The present volume is an attempt to address three major objectives of the historical study of Byzantium, the Genoese Gazaria and the Golden Horde. Number one: a vast territorial coverage of the articles in the historical-topographic block enables us to find specific functions of the Golden Horde as such and its local provinces, while putting them in a broad historiographic context. The second objective addressed in this volume is about showing new approaches to historical subjects and sources on history of Eastern Europe in the Middle Ages. The third objective is to demonstrate how different types of sources can be integrated into research of extensive historical problems.

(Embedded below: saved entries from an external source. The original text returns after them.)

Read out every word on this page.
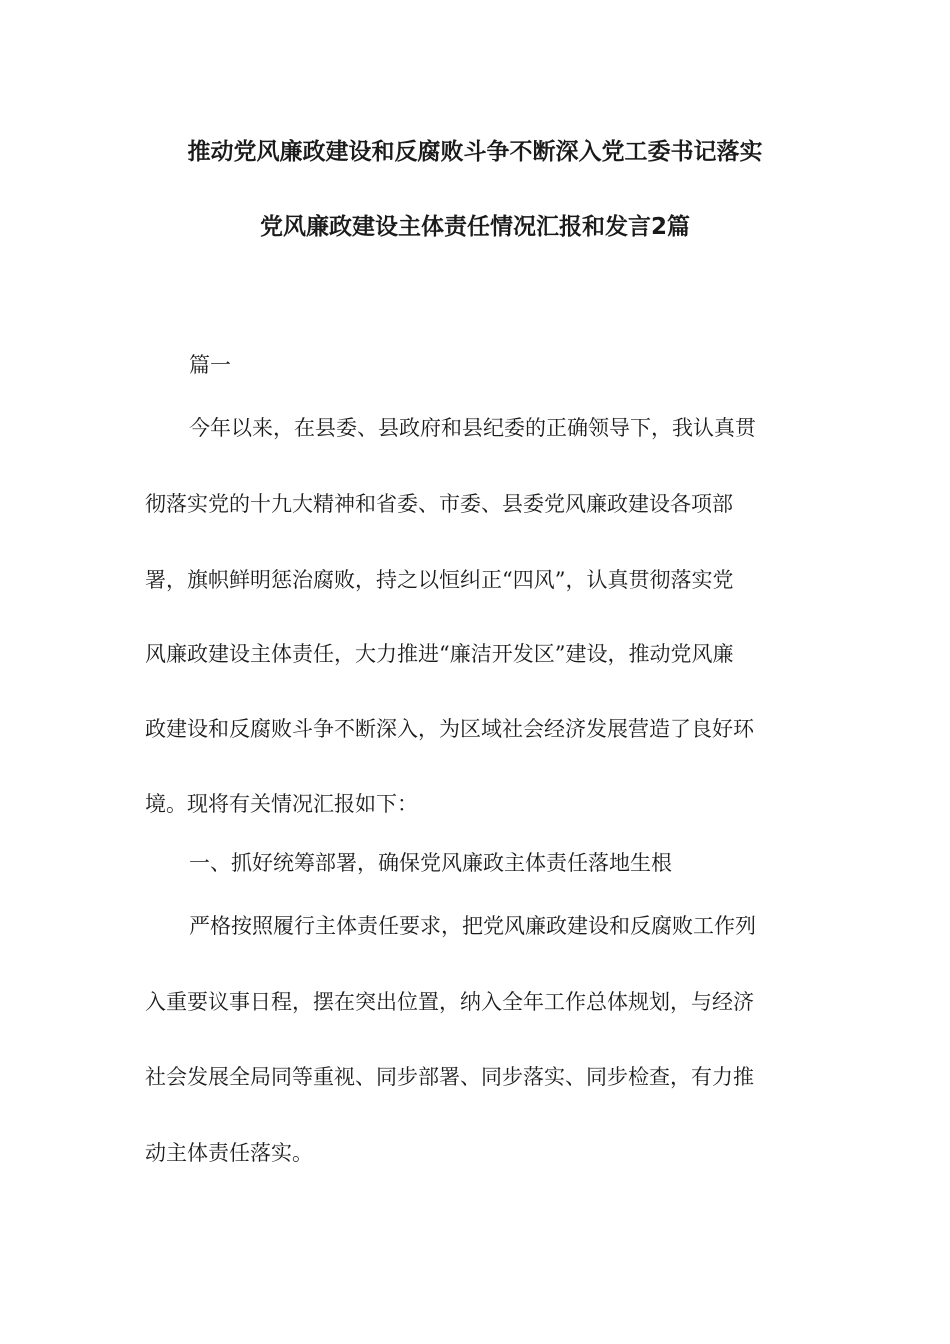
推动党风廉政建设和反腐败斗争不断深入党工委书记落实
党风廉政建设主体责任情况汇报和发言2篇
篇一
今年以来，在县委、县政府和县纪委的正确领导下，我认真贯
彻落实党的十九大精神和省委、市委、县委党风廉政建设各项部
署，旗帜鲜明惩治腐败，持之以恒纠正“四风”，认真贯彻落实党
风廉政建设主体责任，大力推进“廉洁开发区”建设，推动党风廉
政建设和反腐败斗争不断深入，为区域社会经济发展营造了良好环
境。现将有关情况汇报如下：
一、抓好统筹部署，确保党风廉政主体责任落地生根
严格按照履行主体责任要求，把党风廉政建设和反腐败工作列
入重要议事日程，摆在突出位置，纳入全年工作总体规划，与经济
社会发展全局同等重视、同步部署、同步落实、同步检查，有力推
动主体责任落实。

I. V. Bruyako "Early Nomads in Europe (10-5th cc. BC)"
2005 year, 358 pages, ISBN 978-9975-9904-1-7

The book is dedicated to the study of the early stage of nomadic societies in Eurasia. The actual birth of nomadic civilization on the turn of Bronze and Iron Ages and its “Great March” to the west in early 1st millennium BC are considered on the wide historical and geographical background. The panorama of events discussed in this monograph develops on the territory from Central Asia in the East to Central Europe in the West. The main attention in the book is focused on reconstruction of some separate stages in consecutive settlement (military migration) of early nomads, known to ancient historical writers as “Cymmerians” and “Scythians”. Many peoples and civilizations of antiquity, other than the main actors, also played their role in this historical drama.

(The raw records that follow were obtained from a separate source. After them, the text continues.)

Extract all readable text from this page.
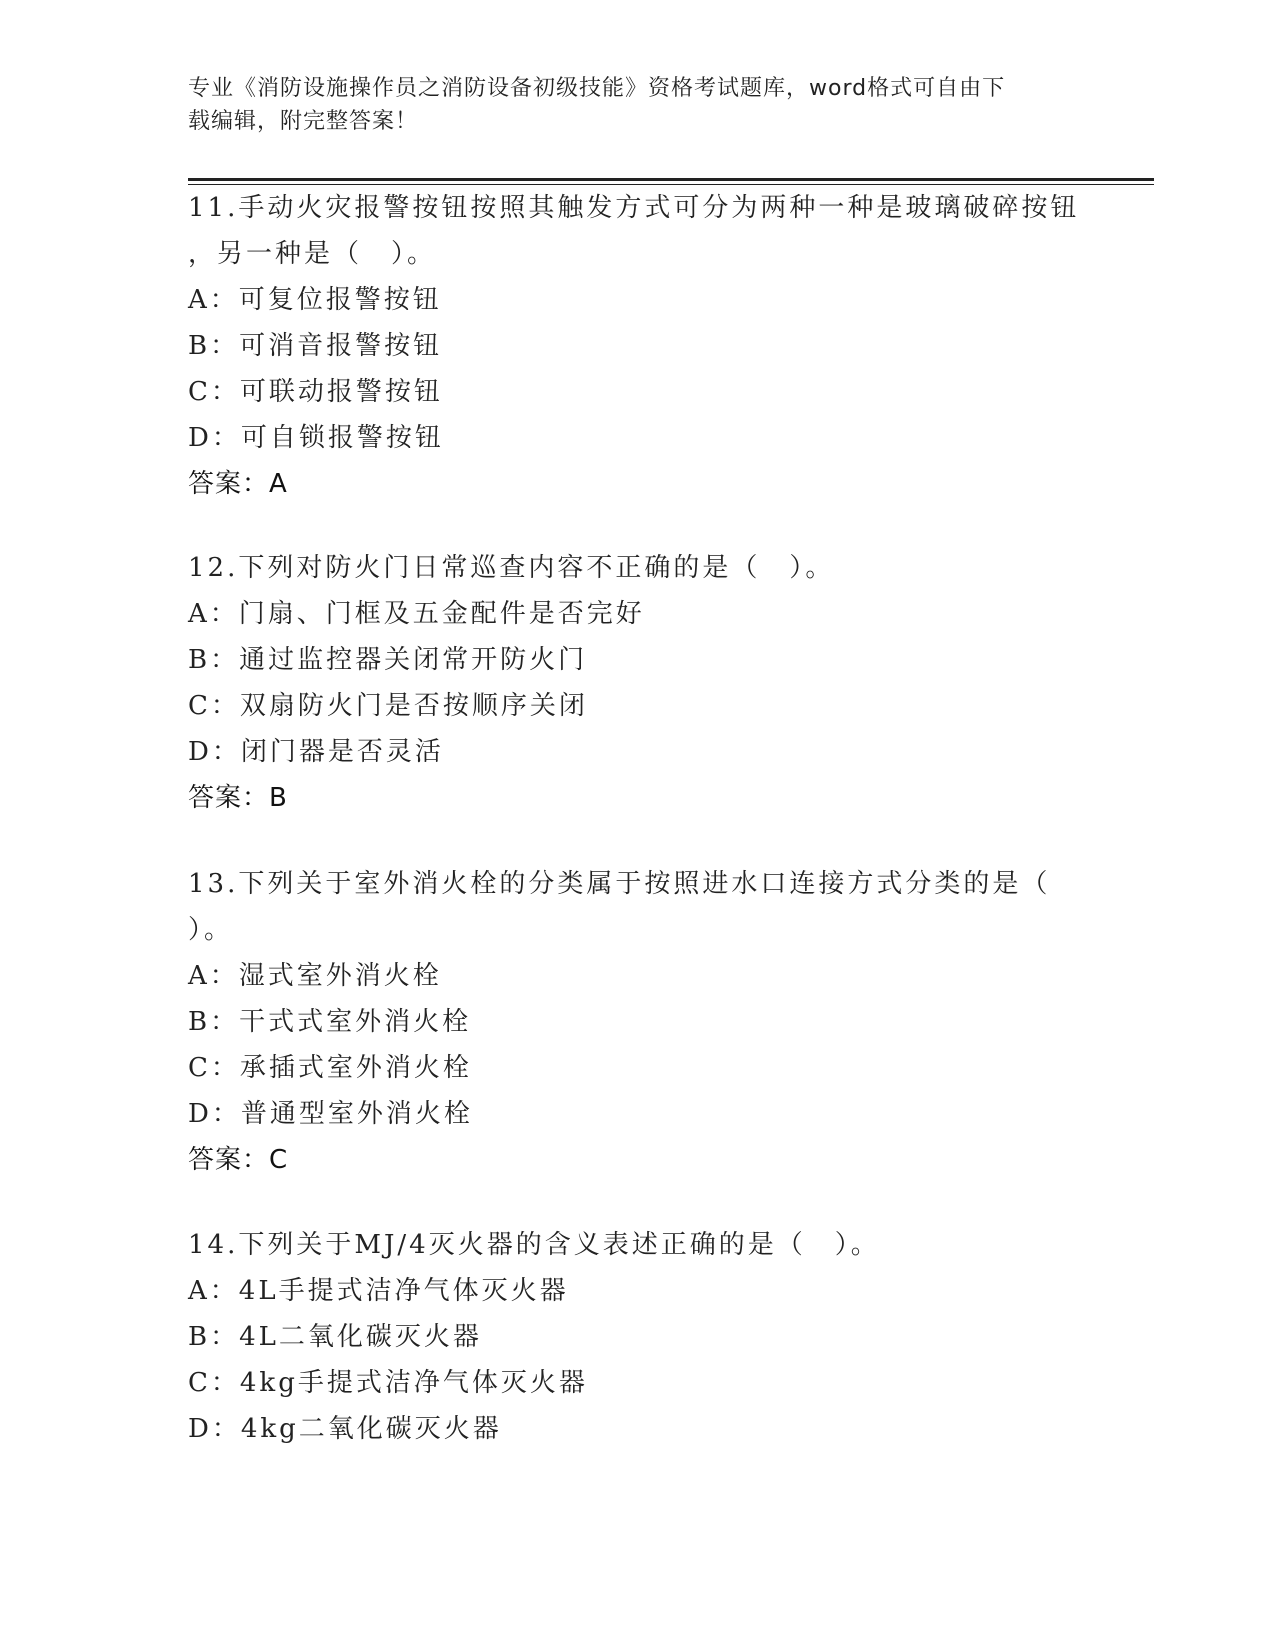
专业《消防设施操作员之消防设备初级技能》资格考试题库，word格式可自由下
载编辑，附完整答案！

11.手动火灾报警按钮按照其触发方式可分为两种一种是玻璃破碎按钮

，另一种是（　）。

A：可复位报警按钮

B：可消音报警按钮

C：可联动报警按钮

D：可自锁报警按钮

答案：A

12.下列对防火门日常巡查内容不正确的是（　）。

A：门扇、门框及五金配件是否完好

B：通过监控器关闭常开防火门

C：双扇防火门是否按顺序关闭

D：闭门器是否灵活

答案：B

13.下列关于室外消火栓的分类属于按照进水口连接方式分类的是（

）。

A：湿式室外消火栓

B：干式式室外消火栓

C：承插式室外消火栓

D：普通型室外消火栓

答案：C

14.下列关于MJ/4灭火器的含义表述正确的是（　）。

A：4L手提式洁净气体灭火器

B：4L二氧化碳灭火器

C：4kg手提式洁净气体灭火器

D：4kg二氧化碳灭火器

V. A. Dergachev, V. S. Bochkarev. "Metal Sickles of the Late Bronze Age in Eastern Europe"
2002 year, 348 pages, ISBN 9975-9607-8-2

The book is also published in German translation in Munich. This monograph is a unique corpus of knowledge about one of the most important Bronze Age historical sources from Pannonia to Trans-Urals, i.e. agricultural tools. It contains a catalog of sickles, most of them earlier unpublished, and vast historical generalizations.